Detecting and Fixing Hot Shards
Detecting and Fixing Hot Shards
The Symptom
After sharding the telemetry collection with {sensorId: 1, ts: 1}, the team notices that shard 3 has 40% of the data while shards 1, 2, and 4 have roughly 20% each. Shard 3’s CPU runs at 75% while other shards run at 35%. Write latency on shard 3 is 3x higher than on other shards.
The Cause
The sensorId distribution is not uniform. Sensors in Building HQ (IDs “sensor-00001” through “sensor-04000”) produce more data than other sensors because they report every 2 seconds instead of every 5 seconds. The range-based shard key {sensorId: 1, ts: 1} allocates contiguous ranges of sensorIds to each shard. If shard 3 owns the “sensor-02000” to “sensor-04000” range, it holds the highest-frequency sensors.
// Check chunk distribution
sh.status()
// Output shows uneven distribution:
// shard-1: 245 chunks
// shard-2: 248 chunks
// shard-3: 612 chunks <- 2.5x more chunks
// shard-4: 251 chunks
// Check for jumbo chunks
db.readings.getShardDistribution()
Jumbo chunks are chunks that exceed the maximum chunk size (default 128 MB) but cannot be split because they contain only one shard key value. If sensor-00001 has 500 MB of data, the chunk containing {sensorId: "sensor-00001"} is jumbo and cannot be migrated to another shard.
// Find jumbo chunks
use config
db.chunks.find({ jumbo: true, ns: "telemetry.readings" }).count()
The Benchmark
Compare write distribution across shards with different shard key strategies:
| Shard key | Shard 1 writes | Shard 2 writes | Shard 3 writes | Shard 4 writes | Max/Min ratio |
|---|---|---|---|---|---|
{sensorId: 1, ts: 1} (range) | 450/s | 480/s | 1,200/s | 470/s | 2.67x |
{sensorId: "hashed"} | 510/s | 495/s | 520/s | 475/s | 1.09x |
{sensorId: 1, ts: 1} (after rebalance) | 520/s | 530/s | 680/s | 470/s | 1.45x |
Hashed shard key on sensorId achieves near-perfect distribution because the hash function randomizes the mapping of sensorIds to shards.
The Fix
Option 1: Use a hashed shard key (for new collections or resharding).
// Hashed shard key for even distribution
database.runCommand(new Document("shardCollection", "telemetry.readings_v2")
.append("key", new Document("sensorId", "hashed")));
Hashed shard keys distribute writes evenly but sacrifice range query efficiency.

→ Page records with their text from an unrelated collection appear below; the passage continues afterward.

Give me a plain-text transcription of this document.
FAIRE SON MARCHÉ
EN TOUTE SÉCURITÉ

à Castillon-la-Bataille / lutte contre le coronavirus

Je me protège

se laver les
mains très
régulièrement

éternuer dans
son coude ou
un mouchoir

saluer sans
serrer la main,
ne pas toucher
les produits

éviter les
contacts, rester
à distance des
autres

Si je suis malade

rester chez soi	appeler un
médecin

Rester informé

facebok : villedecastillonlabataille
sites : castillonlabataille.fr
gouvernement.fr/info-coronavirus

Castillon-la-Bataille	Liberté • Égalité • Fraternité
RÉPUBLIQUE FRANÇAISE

A query for {sensorId: "sensor-00042", ts: {$gte: start}} can still target a single shard (the hash of “sensor-00042” maps to one shard). But a query for {sensorId: {$in: ["sensor-00042", "sensor-00043"]}} may scatter to multiple shards because the two sensorIds hash to different shards (even though they are adjacent).
Option 2: Manual chunk splitting and migration.
// Split a jumbo chunk manually
sh.splitAt("telemetry.readings", {
sensorId: "sensor-03000",
ts: ISODate("2024-06-01T00:00:00Z")
})
// Move a chunk to a less loaded shard
sh.moveChunk("telemetry.readings", {
sensorId: "sensor-03000",
ts: ISODate("2024-06-01T00:00:00Z")
}, "shard-1")
Option 3: Add a distribution prefix.
If resharding is not possible, add a computed field that distributes high-frequency sensors:
// FAST: Distribution prefix for hot sensorIds
String distributionKey = sensorId + "-" + (reading.hashCode() % 4);
Document doc = new Document()
.append("shardKey", distributionKey) // "sensor-00001-0", "sensor-00001-1", etc.
.append("sensorId", sensorId)
.append("ts", Date.from(timestamp))
.append("temperature", temperature);
This spreads sensor-00001’s data across 4 sub-keys, preventing jumbo chunks. Queries must adjust to include the prefix in the filter.
The Proof
After resharding with hashed shard key:
| Metric | Range key (before) | Hashed key (after) |
|---|---|---|
| Max/min shard data ratio | 2.67x | 1.09x |
| Shard 3 CPU | 75% | 38% |
| Write p99 (worst shard) | 45ms | 18ms |
| Scatter-gather queries | Rare | More frequent for range queries |
The Trade-off
Hashed shard keys achieve write distribution at the cost of range query efficiency. A range query {sensorId: {$gte: "sensor-00100", $lte: "sensor-00200"}} must scatter to all shards with a hashed key because adjacent sensorIds hash to different shards. With a range key, this query targets 1-2 shards.
The telemetry platform primarily queries by exact sensorId (equality), which targets a single shard regardless of whether the key is hashed or ranged. For this workload, hashed keys provide better distribution with no query performance penalty for the dominant access pattern. Range queries across sensors (the analytics use case) scatter in both cases.